How to stop ssh from adding a server to known_hosts file

If you do a fair amount of tinkering on cloud servers, such as EC2 or Digital Ocean, then you’ll have noticed that each time you start a server it gets a new IP address allocated. Then when you next log on to the server via ssh the server gets added to your known_hosts file.

Before long your known_host file has dozens, if not hundreds of entries for servers that you’ve long shut down and discarded.

At first I would edit the known host file and remove the server entry once I’d done with the server, but this got tiresome after a while.  So, I decided that for the servers I’m just messing about on I’d rather not add the server into the known_hosts file at all.

Warning! Before proceeding you should be aware that the reason the remote server is added to the known host file is to prevent man-in-the-middle attacks. So preventing the entry being added will compromise your security. This is why I only do this for the temporary servers that know I’ll be deleting shortly. I suggest you do the same!

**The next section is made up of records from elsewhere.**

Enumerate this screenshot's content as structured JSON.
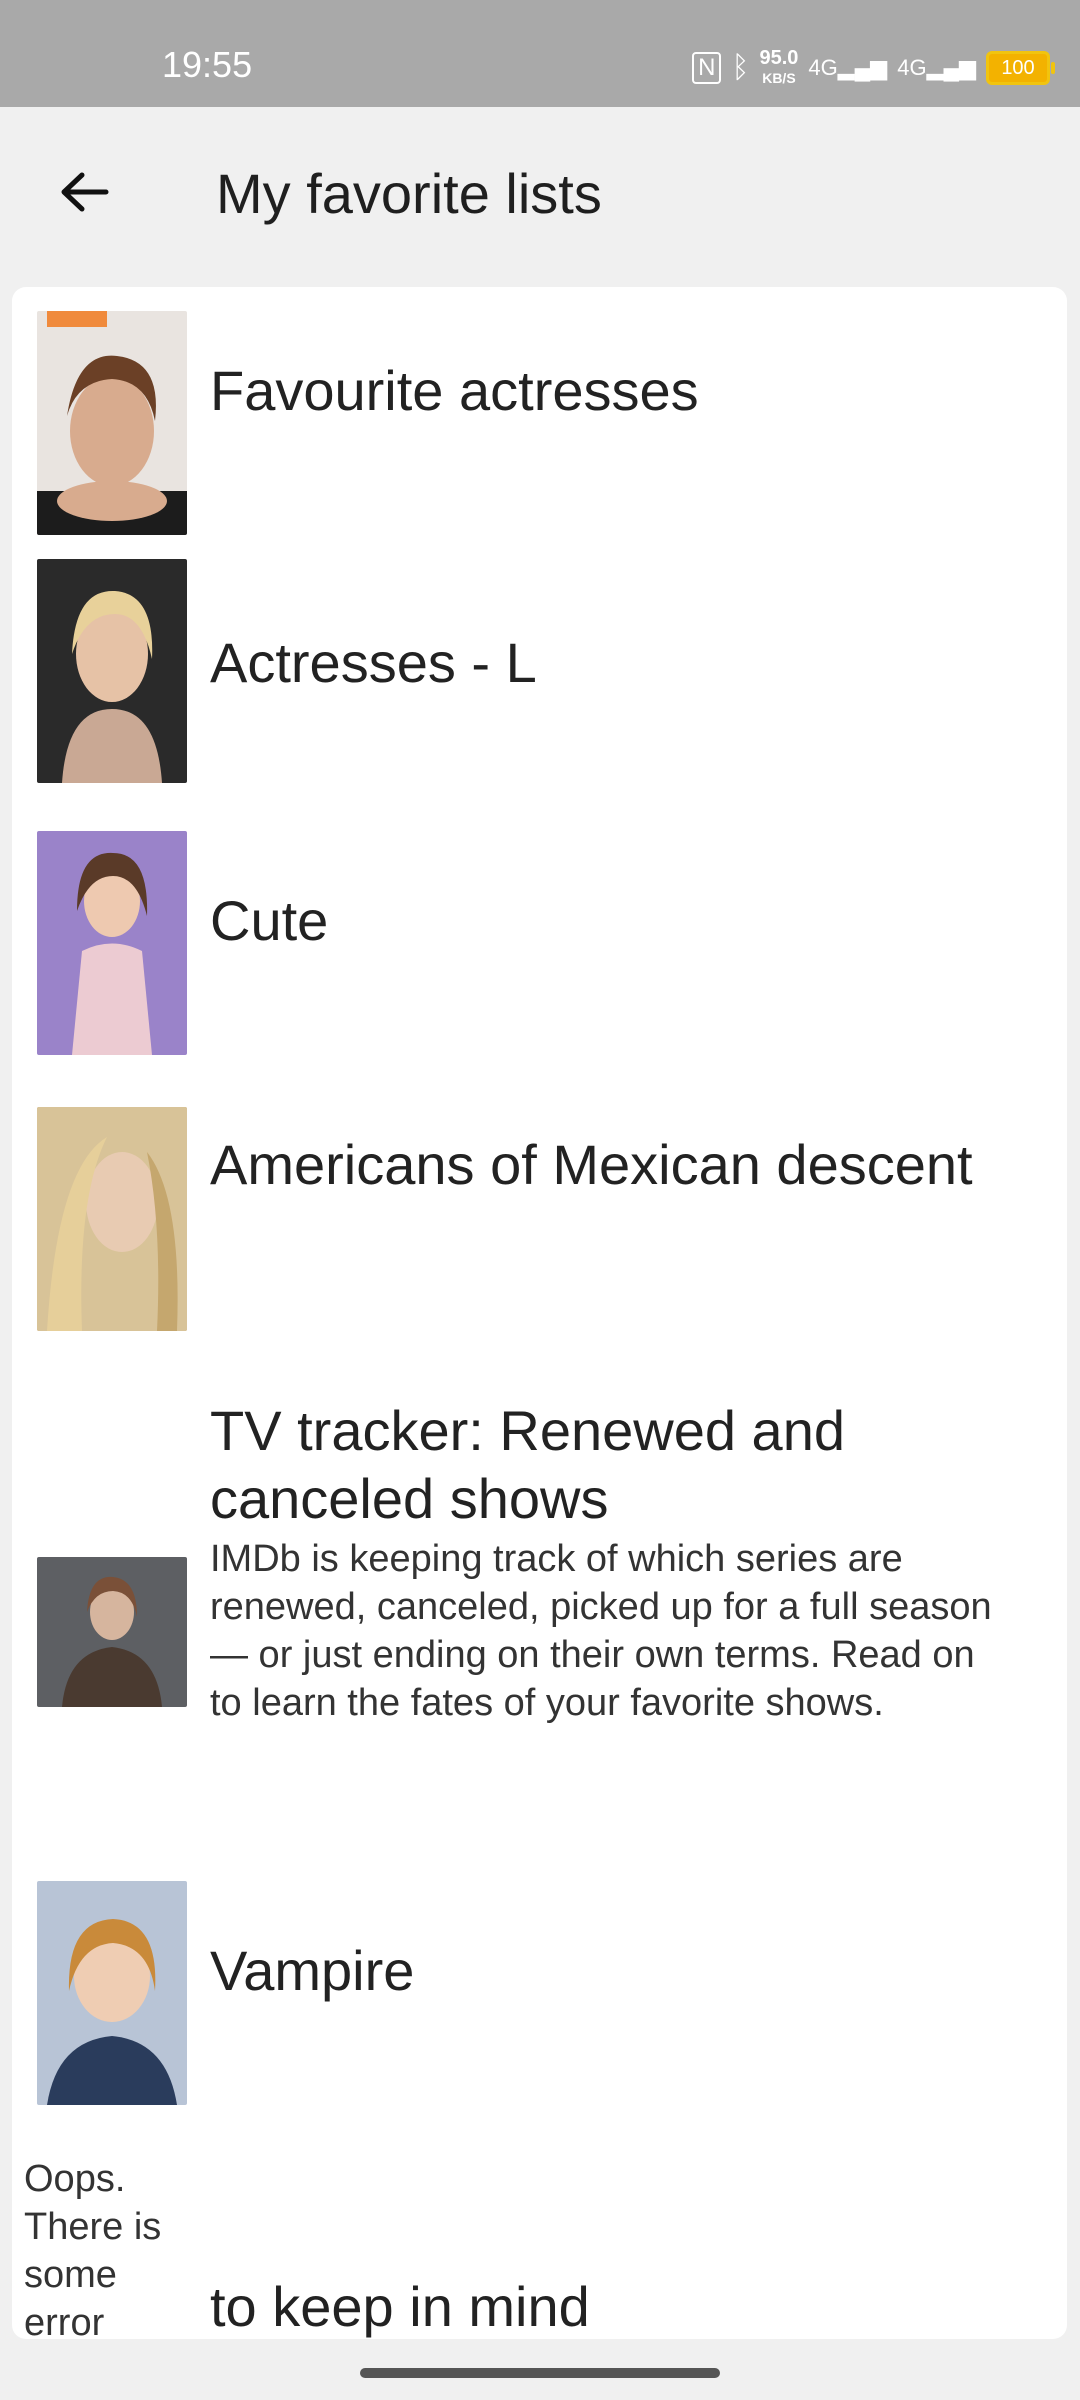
{
  "status": {
    "time": "19:55",
    "nfc": "N",
    "speed_value": "95.0",
    "speed_unit": "KB/S",
    "net1": "4G",
    "net2": "4G",
    "battery": "100"
  },
  "header": {
    "title": "My favorite lists"
  },
  "lists": [
    {
      "title": "Favourite actresses",
      "thumb": "portrait-brown-hair"
    },
    {
      "title": "Actresses - L",
      "thumb": "portrait-blonde"
    },
    {
      "title": "Cute",
      "thumb": "portrait-purple-backdrop"
    },
    {
      "title": "Americans of Mexican descent",
      "thumb": "portrait-long-blonde"
    },
    {
      "title": "TV tracker: Renewed and canceled shows",
      "description": "IMDb is keeping track of which series are renewed, canceled, picked up for a full season — or just ending on their own terms. Read on to learn the fates of your favorite shows.",
      "thumb": "portrait-street"
    },
    {
      "title": "Vampire",
      "thumb": "portrait-child"
    },
    {
      "title": "to keep in mind"
    }
  ],
  "error_text": "Oops. There is some error",
  "colors": {
    "statusbar": "#a9a9a9",
    "background": "#f0f0f0",
    "card": "#ffffff",
    "battery": "#f3b200"
  }
}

To prevent the server being added to the known_hosts file we can simply tell ssh to use a different known_hosts file. I use the black hole /dev/null as in the example below.

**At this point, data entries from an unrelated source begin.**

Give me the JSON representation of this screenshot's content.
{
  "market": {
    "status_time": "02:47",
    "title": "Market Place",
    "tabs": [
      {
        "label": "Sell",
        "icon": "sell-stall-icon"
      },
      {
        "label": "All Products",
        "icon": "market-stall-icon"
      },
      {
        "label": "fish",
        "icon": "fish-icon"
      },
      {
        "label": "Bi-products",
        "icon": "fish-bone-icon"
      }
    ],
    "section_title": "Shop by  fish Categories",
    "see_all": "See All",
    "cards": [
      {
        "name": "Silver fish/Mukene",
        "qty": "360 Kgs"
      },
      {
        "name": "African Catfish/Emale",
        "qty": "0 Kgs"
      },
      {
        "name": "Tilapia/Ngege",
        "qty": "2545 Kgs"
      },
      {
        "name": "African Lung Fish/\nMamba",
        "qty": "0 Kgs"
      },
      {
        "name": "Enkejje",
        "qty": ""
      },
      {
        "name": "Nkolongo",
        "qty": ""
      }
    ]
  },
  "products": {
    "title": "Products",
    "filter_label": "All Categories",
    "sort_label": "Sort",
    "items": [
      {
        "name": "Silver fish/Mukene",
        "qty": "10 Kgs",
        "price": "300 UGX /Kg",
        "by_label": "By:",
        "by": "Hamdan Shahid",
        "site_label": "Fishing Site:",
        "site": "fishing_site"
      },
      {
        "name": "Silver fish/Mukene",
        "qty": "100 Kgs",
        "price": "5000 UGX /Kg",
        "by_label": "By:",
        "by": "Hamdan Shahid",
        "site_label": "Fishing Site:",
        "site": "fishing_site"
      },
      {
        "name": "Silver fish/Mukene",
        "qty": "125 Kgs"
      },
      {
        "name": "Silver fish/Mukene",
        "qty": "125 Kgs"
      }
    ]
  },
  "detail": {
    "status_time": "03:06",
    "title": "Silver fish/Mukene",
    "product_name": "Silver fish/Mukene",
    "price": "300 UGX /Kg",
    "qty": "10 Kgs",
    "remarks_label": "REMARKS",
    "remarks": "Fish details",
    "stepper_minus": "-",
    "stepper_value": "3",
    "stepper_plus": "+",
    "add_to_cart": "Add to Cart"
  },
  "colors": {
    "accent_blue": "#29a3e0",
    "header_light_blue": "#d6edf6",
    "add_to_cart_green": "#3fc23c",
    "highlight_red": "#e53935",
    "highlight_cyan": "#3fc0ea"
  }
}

ssh -q -o UserKnownHostsFile=/dev/null user@hostname/IP-address

The next problem to overcome is that everytime you connect ssh will warn you that the server identity cannot be verified and you have to type ‘yes’ to continue. This is because the server is not listed in your known_host file and so ssh acts at though every connection is the first connection. To fix this we can switch off host checking (again, another security compromise!). The example below shows the ssh command with both options set. The -q option just stops ssh from throwing out warning messages.